1from ray.train.v2.jax import JaxTrainer
2from ray.train import ScalingConfig
3
4def train_func():
5 # Your JAX training code here.
6
7scaling_config = ScalingConfig(num_workers=4, use_tpu=True, topology="4x4", accelerator_type="TPU-V6E")
8trainer = JaxTrainer(train_func, scaling_config=scaling_config)
9result = trainer.fit()Ray Train v2 now offers a “local” mode of execution. In `local mode`, instead of the default execution strategy of running training code across multiple Ray actors in parallel, local mode executes your training function directly in the current process, without needing to change your code. This provides a simplified debugging environment where you can iterate quickly on your training logic.

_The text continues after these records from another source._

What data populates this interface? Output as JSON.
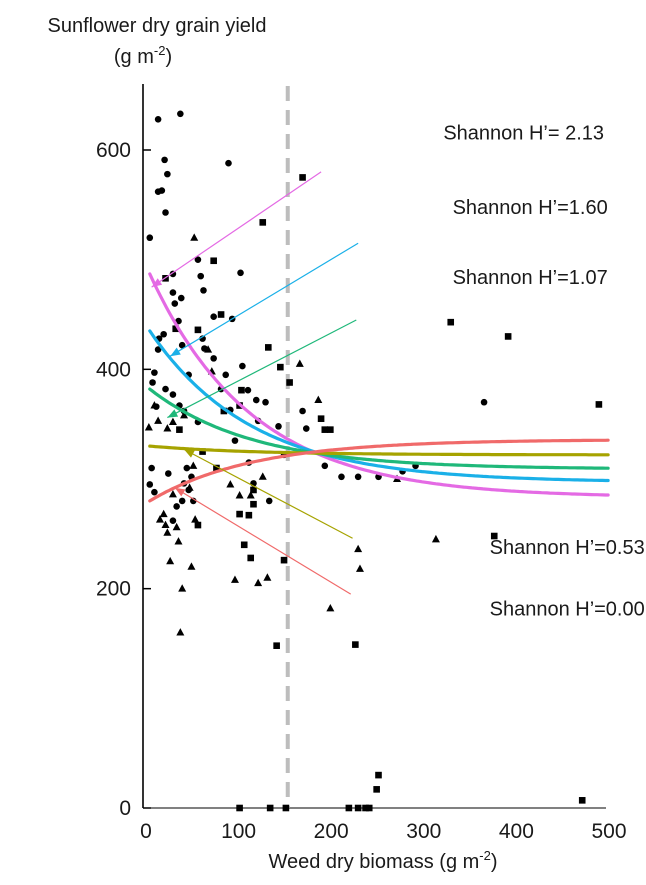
{
  "chart_data": {
    "type": "scatter",
    "title": "",
    "ylabel": {
      "line1": "Sunflower dry grain yield",
      "line2_pre": "(g m",
      "line2_sup": "-2",
      "line2_post": ")"
    },
    "xlabel": {
      "pre": "Weed dry biomass (g m",
      "sup": "-2",
      "post": ")"
    },
    "xlim": [
      0,
      500
    ],
    "ylim": [
      0,
      650
    ],
    "xticks": [
      "0",
      "100",
      "200",
      "300",
      "400",
      "500"
    ],
    "xtick_values": [
      0,
      100,
      200,
      300,
      400,
      500
    ],
    "yticks": [
      "0",
      "200",
      "400",
      "600"
    ],
    "ytick_values": [
      0,
      200,
      400,
      600
    ],
    "threshold_x": 152,
    "grid": false,
    "colors": {
      "h213": "#e46ae4",
      "h160": "#1ab0e8",
      "h107": "#1fb87a",
      "h053": "#a6a300",
      "h000": "#f06a6a",
      "threshold": "#bdbdbd",
      "points": "#000000"
    },
    "curves": [
      {
        "key": "h213",
        "label": "Shannon  H’= 2.13",
        "start": 487,
        "end": 283,
        "k": 0.009,
        "x0": 3
      },
      {
        "key": "h160",
        "label": "Shannon H’=1.60",
        "start": 435,
        "end": 297,
        "k": 0.009,
        "x0": 3
      },
      {
        "key": "h107",
        "label": "Shannon H’=1.07",
        "start": 382,
        "end": 309,
        "k": 0.009,
        "x0": 3
      },
      {
        "key": "h053",
        "label": "Shannon H’=0.53",
        "start": 330,
        "end": 322,
        "k": 0.009,
        "x0": 3
      },
      {
        "key": "h000",
        "label": "Shannon H’=0.00",
        "start": 280,
        "end": 336,
        "k": 0.009,
        "x0": 3
      }
    ],
    "annotations": [
      {
        "key": "h213",
        "label_x": 320,
        "label_y": 616,
        "arrow_from": [
          188,
          580
        ],
        "arrow_to": [
          5,
          475
        ]
      },
      {
        "key": "h160",
        "label_x": 330,
        "label_y": 548,
        "arrow_from": [
          228,
          515
        ],
        "arrow_to": [
          25,
          412
        ]
      },
      {
        "key": "h107",
        "label_x": 330,
        "label_y": 484,
        "arrow_from": [
          226,
          445
        ],
        "arrow_to": [
          22,
          356
        ]
      },
      {
        "key": "h053",
        "label_x": 370,
        "label_y": 238,
        "arrow_from": [
          222,
          246
        ],
        "arrow_to": [
          40,
          327
        ]
      },
      {
        "key": "h000",
        "label_x": 370,
        "label_y": 182,
        "arrow_from": [
          220,
          195
        ],
        "arrow_to": [
          30,
          292
        ]
      }
    ],
    "series": [
      {
        "marker": "circle",
        "points": [
          [
            3,
            520
          ],
          [
            12,
            628
          ],
          [
            12,
            562
          ],
          [
            16,
            563
          ],
          [
            19,
            591
          ],
          [
            20,
            543
          ],
          [
            22,
            578
          ],
          [
            36,
            633
          ],
          [
            28,
            487
          ],
          [
            28,
            470
          ],
          [
            30,
            460
          ],
          [
            34,
            444
          ],
          [
            37,
            465
          ],
          [
            38,
            422
          ],
          [
            18,
            432
          ],
          [
            13,
            428
          ],
          [
            12,
            418
          ],
          [
            8,
            397
          ],
          [
            6,
            388
          ],
          [
            10,
            366
          ],
          [
            20,
            382
          ],
          [
            28,
            377
          ],
          [
            35,
            367
          ],
          [
            40,
            362
          ],
          [
            45,
            395
          ],
          [
            55,
            352
          ],
          [
            60,
            428
          ],
          [
            62,
            419
          ],
          [
            72,
            410
          ],
          [
            80,
            382
          ],
          [
            90,
            363
          ],
          [
            95,
            335
          ],
          [
            110,
            315
          ],
          [
            115,
            296
          ],
          [
            55,
            500
          ],
          [
            58,
            485
          ],
          [
            61,
            472
          ],
          [
            72,
            448
          ],
          [
            85,
            395
          ],
          [
            88,
            588
          ],
          [
            92,
            446
          ],
          [
            101,
            488
          ],
          [
            103,
            403
          ],
          [
            109,
            381
          ],
          [
            118,
            372
          ],
          [
            120,
            353
          ],
          [
            128,
            370
          ],
          [
            142,
            348
          ],
          [
            148,
            322
          ],
          [
            168,
            362
          ],
          [
            172,
            346
          ],
          [
            192,
            312
          ],
          [
            210,
            302
          ],
          [
            228,
            302
          ],
          [
            250,
            302
          ],
          [
            276,
            307
          ],
          [
            290,
            312
          ],
          [
            364,
            370
          ],
          [
            132,
            280
          ],
          [
            40,
            296
          ],
          [
            45,
            290
          ],
          [
            50,
            280
          ],
          [
            38,
            280
          ],
          [
            32,
            275
          ],
          [
            28,
            262
          ],
          [
            5,
            310
          ],
          [
            3,
            295
          ],
          [
            8,
            288
          ],
          [
            23,
            305
          ],
          [
            43,
            310
          ],
          [
            48,
            302
          ]
        ]
      },
      {
        "marker": "square",
        "points": [
          [
            20,
            483
          ],
          [
            31,
            437
          ],
          [
            55,
            436
          ],
          [
            72,
            499
          ],
          [
            80,
            450
          ],
          [
            83,
            362
          ],
          [
            100,
            367
          ],
          [
            102,
            381
          ],
          [
            131,
            420
          ],
          [
            144,
            402
          ],
          [
            154,
            388
          ],
          [
            168,
            575
          ],
          [
            188,
            355
          ],
          [
            192,
            345
          ],
          [
            198,
            345
          ],
          [
            328,
            443
          ],
          [
            390,
            430
          ],
          [
            488,
            368
          ],
          [
            125,
            534
          ],
          [
            115,
            277
          ],
          [
            110,
            267
          ],
          [
            105,
            240
          ],
          [
            112,
            228
          ],
          [
            100,
            268
          ],
          [
            55,
            258
          ],
          [
            60,
            325
          ],
          [
            75,
            310
          ],
          [
            115,
            290
          ],
          [
            140,
            148
          ],
          [
            148,
            226
          ],
          [
            225,
            149
          ],
          [
            250,
            30
          ],
          [
            248,
            17
          ],
          [
            470,
            7
          ],
          [
            375,
            248
          ],
          [
            35,
            345
          ]
        ]
      },
      {
        "marker": "triangle",
        "points": [
          [
            2,
            347
          ],
          [
            8,
            367
          ],
          [
            12,
            353
          ],
          [
            22,
            346
          ],
          [
            28,
            352
          ],
          [
            40,
            358
          ],
          [
            51,
            520
          ],
          [
            66,
            418
          ],
          [
            70,
            398
          ],
          [
            90,
            295
          ],
          [
            100,
            285
          ],
          [
            112,
            285
          ],
          [
            125,
            302
          ],
          [
            130,
            210
          ],
          [
            95,
            208
          ],
          [
            120,
            205
          ],
          [
            165,
            405
          ],
          [
            185,
            372
          ],
          [
            198,
            182
          ],
          [
            228,
            236
          ],
          [
            230,
            218
          ],
          [
            270,
            300
          ],
          [
            312,
            245
          ],
          [
            50,
            312
          ],
          [
            48,
            220
          ],
          [
            18,
            268
          ],
          [
            20,
            258
          ],
          [
            22,
            251
          ],
          [
            25,
            225
          ],
          [
            28,
            286
          ],
          [
            32,
            256
          ],
          [
            34,
            243
          ],
          [
            36,
            160
          ],
          [
            38,
            200
          ],
          [
            14,
            263
          ],
          [
            46,
            292
          ],
          [
            52,
            263
          ]
        ]
      },
      {
        "marker": "square-zero",
        "points": [
          [
            100,
            0
          ],
          [
            133,
            0
          ],
          [
            150,
            0
          ],
          [
            218,
            0
          ],
          [
            228,
            0
          ],
          [
            236,
            0
          ],
          [
            240,
            0
          ]
        ]
      }
    ]
  }
}
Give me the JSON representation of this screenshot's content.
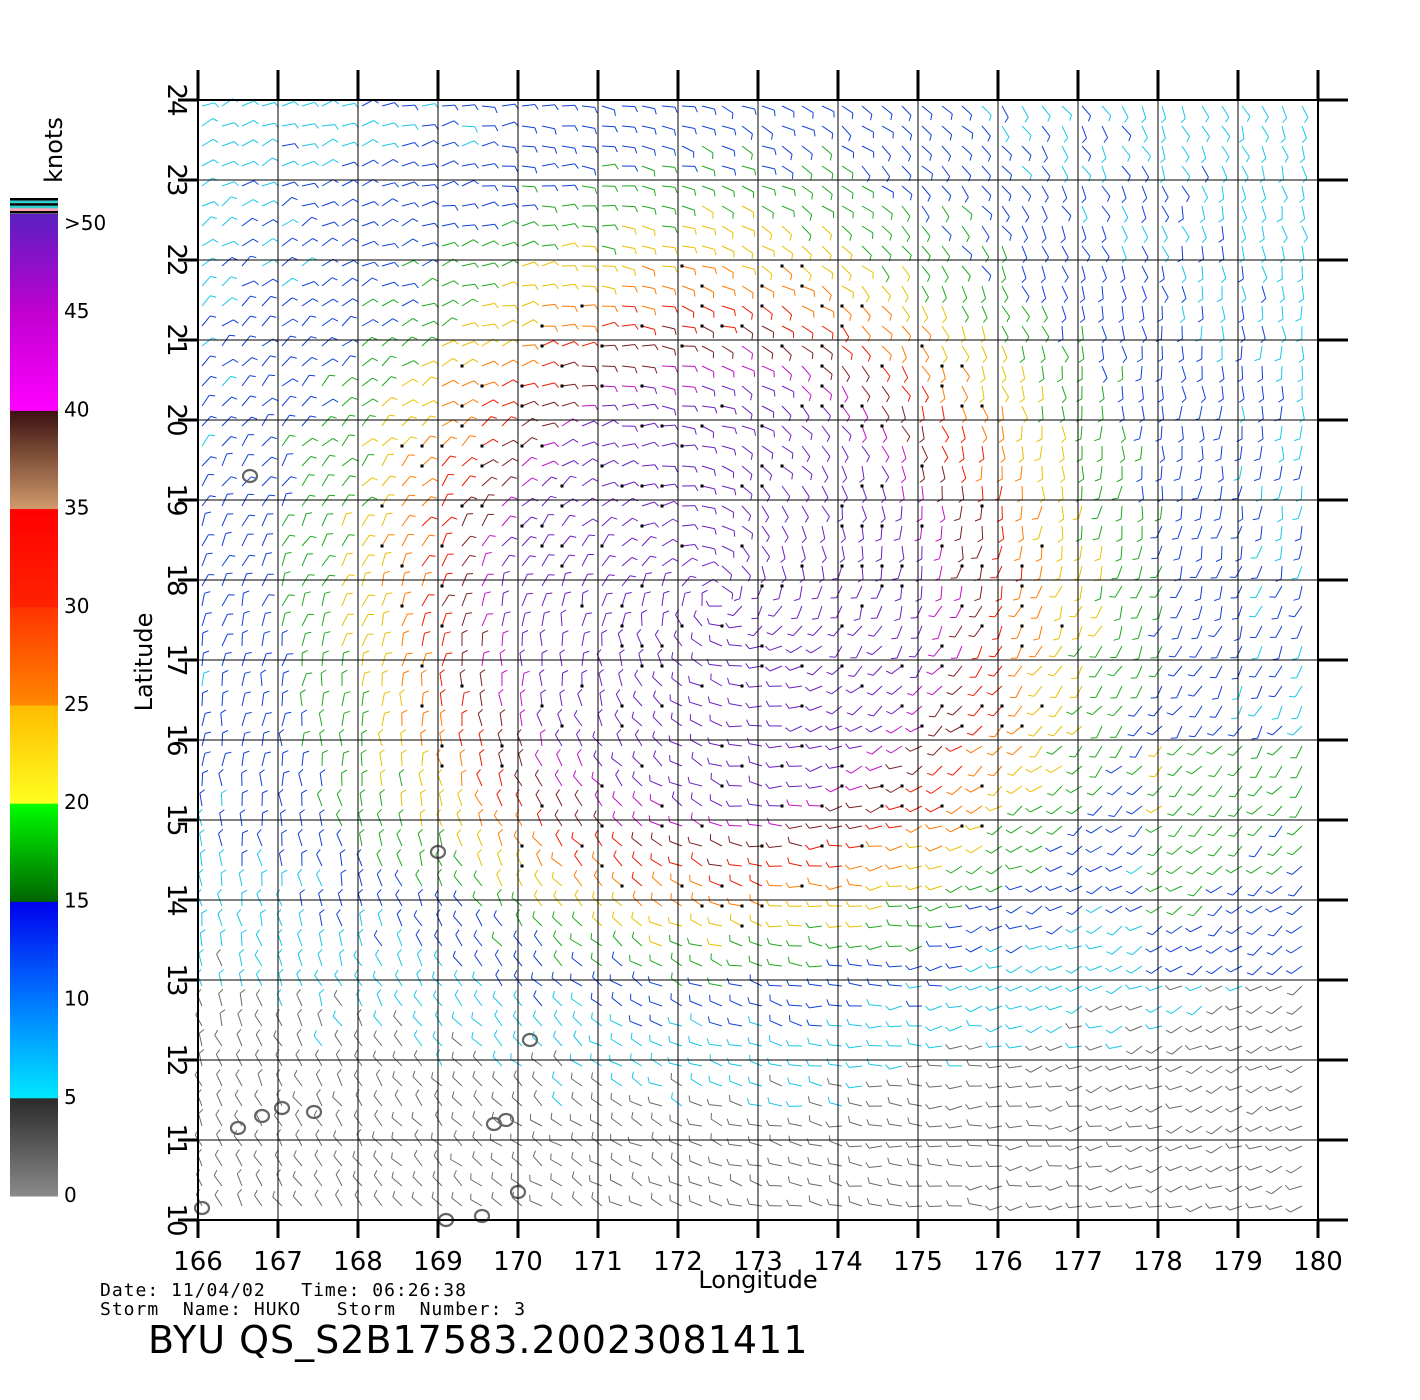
{
  "legend": {
    "unit_label": "knots",
    "colorbar": [
      {
        "label": "0",
        "value": 0,
        "colors": [
          "#8a8a8a",
          "#2a2a2a"
        ]
      },
      {
        "label": "5",
        "value": 5,
        "colors": [
          "#00e8ff",
          "#0077ff"
        ]
      },
      {
        "label": "10",
        "value": 10,
        "colors": [
          "#0077ff",
          "#0000ee"
        ]
      },
      {
        "label": "15",
        "value": 15,
        "colors": [
          "#006400",
          "#00ff00"
        ]
      },
      {
        "label": "20",
        "value": 20,
        "colors": [
          "#ffff22",
          "#ffbb00"
        ]
      },
      {
        "label": "25",
        "value": 25,
        "colors": [
          "#ff8800",
          "#ff3300"
        ]
      },
      {
        "label": "30",
        "value": 30,
        "colors": [
          "#ff2200",
          "#ff0000"
        ]
      },
      {
        "label": "35",
        "value": 35,
        "colors": [
          "#d09a6a",
          "#3a1010"
        ]
      },
      {
        "label": "40",
        "value": 40,
        "colors": [
          "#ff00ff",
          "#c000d0"
        ]
      },
      {
        "label": "45",
        "value": 45,
        "colors": [
          "#c000d0",
          "#5a20c0"
        ]
      },
      {
        "label": ">50",
        "value": 50,
        "colors": [
          "#5a20c0",
          "#5a20c0"
        ]
      }
    ],
    "top_stripes": [
      "#000000",
      "#2fd0d0",
      "#000000",
      "#2fd0d0",
      "#ff9fb0",
      "#000000"
    ]
  },
  "axes": {
    "xlabel": "Longitude",
    "ylabel": "Latitude",
    "x_ticks": [
      166,
      167,
      168,
      169,
      170,
      171,
      172,
      173,
      174,
      175,
      176,
      177,
      178,
      179,
      180
    ],
    "y_ticks": [
      10,
      11,
      12,
      13,
      14,
      15,
      16,
      17,
      18,
      19,
      20,
      21,
      22,
      23,
      24
    ],
    "xlim": [
      166,
      180
    ],
    "ylim": [
      10,
      24
    ],
    "grid": true
  },
  "storm": {
    "center_lon": 172.5,
    "center_lat": 17.8
  },
  "islands": [
    {
      "lon": 166.65,
      "lat": 19.3
    },
    {
      "lon": 169.0,
      "lat": 14.6
    },
    {
      "lon": 170.15,
      "lat": 12.25
    },
    {
      "lon": 166.5,
      "lat": 11.15
    },
    {
      "lon": 166.8,
      "lat": 11.3
    },
    {
      "lon": 167.05,
      "lat": 11.4
    },
    {
      "lon": 167.45,
      "lat": 11.35
    },
    {
      "lon": 169.7,
      "lat": 11.2
    },
    {
      "lon": 169.85,
      "lat": 11.25
    },
    {
      "lon": 170.0,
      "lat": 10.35
    },
    {
      "lon": 169.1,
      "lat": 10.0
    },
    {
      "lon": 169.55,
      "lat": 10.05
    },
    {
      "lon": 166.05,
      "lat": 10.15
    }
  ],
  "info": {
    "date_line": "Date: 11/04/02   Time: 06:26:38",
    "storm_line": "Storm  Name: HUKO   Storm  Number: 3",
    "filename": "BYU  QS_S2B17583.20023081411"
  }
}
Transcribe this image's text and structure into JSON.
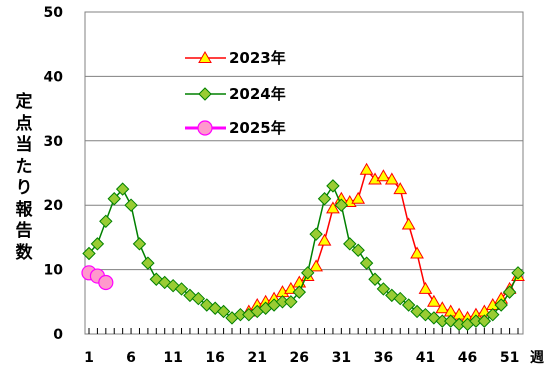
{
  "chart_data": {
    "type": "line",
    "ylabel": "定点当たり報告数",
    "xlabel": "週",
    "xlim": [
      1,
      52
    ],
    "ylim": [
      0,
      50
    ],
    "yticks": [
      0,
      10,
      20,
      30,
      40,
      50
    ],
    "xticks": [
      1,
      6,
      11,
      16,
      21,
      26,
      31,
      36,
      41,
      46,
      51
    ],
    "grid": "horizontal",
    "legend": "upper-left inside plot",
    "series": [
      {
        "name": "2023年",
        "color": "#ff0000",
        "marker": "triangle",
        "marker_fill": "#ffff00",
        "x": [
          20,
          21,
          22,
          23,
          24,
          25,
          26,
          27,
          28,
          29,
          30,
          31,
          32,
          33,
          34,
          35,
          36,
          37,
          38,
          39,
          40,
          41,
          42,
          43,
          44,
          45,
          46,
          47,
          48,
          49,
          50,
          51,
          52
        ],
        "values": [
          3.5,
          4.5,
          5.0,
          5.5,
          6.5,
          7.0,
          8.0,
          9.0,
          10.5,
          14.5,
          19.5,
          21.0,
          20.5,
          21.0,
          25.5,
          24.0,
          24.5,
          24.0,
          22.5,
          17.0,
          12.5,
          7.0,
          5.0,
          4.0,
          3.5,
          3.0,
          2.5,
          3.0,
          3.5,
          4.5,
          5.5,
          7.0,
          9.0
        ]
      },
      {
        "name": "2024年",
        "color": "#008000",
        "marker": "diamond",
        "marker_fill": "#99cc33",
        "x": [
          1,
          2,
          3,
          4,
          5,
          6,
          7,
          8,
          9,
          10,
          11,
          12,
          13,
          14,
          15,
          16,
          17,
          18,
          19,
          20,
          21,
          22,
          23,
          24,
          25,
          26,
          27,
          28,
          29,
          30,
          31,
          32,
          33,
          34,
          35,
          36,
          37,
          38,
          39,
          40,
          41,
          42,
          43,
          44,
          45,
          46,
          47,
          48,
          49,
          50,
          51,
          52
        ],
        "values": [
          12.5,
          14.0,
          17.5,
          21.0,
          22.5,
          20.0,
          14.0,
          11.0,
          8.5,
          8.0,
          7.5,
          7.0,
          6.0,
          5.5,
          4.5,
          4.0,
          3.5,
          2.5,
          3.0,
          3.0,
          3.5,
          4.0,
          4.5,
          5.0,
          5.0,
          6.5,
          9.5,
          15.5,
          21.0,
          23.0,
          20.0,
          14.0,
          13.0,
          11.0,
          8.5,
          7.0,
          6.0,
          5.5,
          4.5,
          3.5,
          3.0,
          2.5,
          2.0,
          2.0,
          1.5,
          1.5,
          2.0,
          2.0,
          3.0,
          4.5,
          6.5,
          9.5
        ]
      },
      {
        "name": "2025年",
        "color": "#ff00ff",
        "marker": "circle",
        "marker_fill": "#ff99cc",
        "x": [
          1,
          2,
          3
        ],
        "values": [
          9.5,
          9.0,
          8.0
        ]
      }
    ]
  }
}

Local mode supports two execution modes:
Single-process mode: Runs your training function in a single process, ideal for rapid iteration and debugging.
Multi-process mode with torchrun: Launches multiple processes for multi-GPU training, useful for debugging distributed training logic with familiar tools.
Read more about local mode on the Ray Train documentation.
Ray Train V2 lays the groundwork for the next generation of distributed training — one that’s more modular, performant, and developer-friendly. Upcoming releases will extend this foundation with enhanced fault tolerance, deeper framework integrations, and unified experiment management across Train and Tune.